If a mere decade ago, no one but a few enthusiasts even wanted to think about a tunnel between Helsinki and Tallinn, there are now two competing consortiums with the plan: the FinEst Link Project by the two cities and countries and the private project of Angry Birds founder Peter Vesterbacka.
Helsinki-Tallinn: one tunnel, two projects
What is more, the Helsinki-Tallinn tunnel was one of the topics on the table during a joint sitting of Estonian and Finnish governments held in Tallinn yesterday.
Despite there being two competing projects, there will not be two tunnels. No one can say today which project will prove successful; however, it is highly likely a tunnel will be constructed as there is considerable interest and, unlike with Rail Baltic, no protest against the project, at least for now.
There is busy ferry traffic between Helsinki and Tallinn – nine million passengers moved between the two cities last year. An analysis by FinEst Link estimates that the number of passengers will grow to 14 million without the tunnel and 23 million with the tunnel – 12.5 million tunnel passengers and 10.5 million ferry passengers – by 2050.
3.7 million tons of goods were moved between the two capitals last year, while forecasts see that figure growing to seven million tons without the tunnel and eight million with the tunnel (four million tons with each mode of transport).

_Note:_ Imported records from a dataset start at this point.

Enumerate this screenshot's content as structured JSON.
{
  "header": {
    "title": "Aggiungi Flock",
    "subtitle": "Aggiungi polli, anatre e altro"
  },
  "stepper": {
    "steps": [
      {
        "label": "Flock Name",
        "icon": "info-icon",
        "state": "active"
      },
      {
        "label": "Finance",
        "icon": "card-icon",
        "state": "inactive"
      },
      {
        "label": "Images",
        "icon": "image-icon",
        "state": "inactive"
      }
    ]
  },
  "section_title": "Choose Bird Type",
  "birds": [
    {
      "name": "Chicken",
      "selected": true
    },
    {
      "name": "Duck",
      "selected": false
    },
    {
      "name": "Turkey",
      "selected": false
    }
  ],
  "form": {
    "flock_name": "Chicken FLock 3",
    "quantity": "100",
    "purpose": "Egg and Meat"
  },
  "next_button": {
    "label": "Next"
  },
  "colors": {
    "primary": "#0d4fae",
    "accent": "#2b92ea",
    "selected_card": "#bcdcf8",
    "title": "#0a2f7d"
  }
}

The tunnel was also discussed at a parliamentary support group meeting yesterday where FinEst Link was represented by Ministry of Economic Affairs and Communications Chief Specialist Eva Killar. Peter Vesterbacka, who calls his workgroup the FinEst Bay Area, was also present and with him were experts from companies in Finland, Switzerland, and USA.
On of the major differences between the two projects is the time in which the tunnel can be built. Eva Killar said that construction will take approximately 15 years: eight years of digging, six years of laying communications, and a year to test the trains.
Vesterbacka’s time-table is much more ambitious and therefore sparks greater skepticism. Vesterbacka believes it is possible to have trains moving as early as 2024.
Startup prodigy Vesterbacka, who is also behind one of the world’s best-known startup meetings Slush, plans to build the tunnel based on startup logic. “We cannot spend five or six years on planning,” Vesterbacka said. The businessman got involved with the tunnel project about two years ago. “We will do a lot of things simultaneously,” Vesterbacka said.
The FinEst Link concept would see the tunnel built from the Finnish side and the granite and other materials extracted used for the creation of artificial islands. (Both projects prescribe the construction of two artificial islands.)
Vesterbacka plans to dig, using gigantic drills with a diameter of 17 meters, in six locations simultaneously. The Finnish side, the Estonian side, and in both directions from the two islands. As concerns permits, representatives of Finland said it only took 11 months to approve the €1.3 billion Äänekoski pulp mill.
It is clear that the tunnel will need to be approved by the governments of both countries that makes the position of FinEst Link seem stronger. On the other hand, the national project has no financing and no hope of securing it in the near term.
“There are no ideas for funding at this time,” Eva Killar admitted to MPs yesterday. Prime ministers Jüri Ratas and Juha Sipilä have emphasized the need to involve private capital.
“Talking about tunnel financing, it will mean involving private capital, and I hope we can secure EU funding in the future. Building the tunnel only on the two countries’ dime is out of the question,” Jüri Ratas told Kuku radio yesterday.
“Seriously talking about construction once surveys have been completed – if things ever get that far – it will be around the 2027 or 2030 budget period,” he said. Eva Killar said that the European Commission wants nothing to do with the tunnel until Rail Baltic is finished.
Peter Vesterbacka said there is considerable private interest, especially from China and Scandinavian pension funds.
The tunnel will require a lot of money – approximately one and a half Estonian state budgets. FinEst Link puts the cost at around €16 billion (between €13 and €20 billion). Vesterbacka estimates the price tag at €15 billion. The price is one reason for Vesterbacka’s ambitious time-table as the longer the construction period, the more it costs.
Vesterbacka’s FinEst Bay Area already has its first product. The group launched the Tunnel Vodka in early May.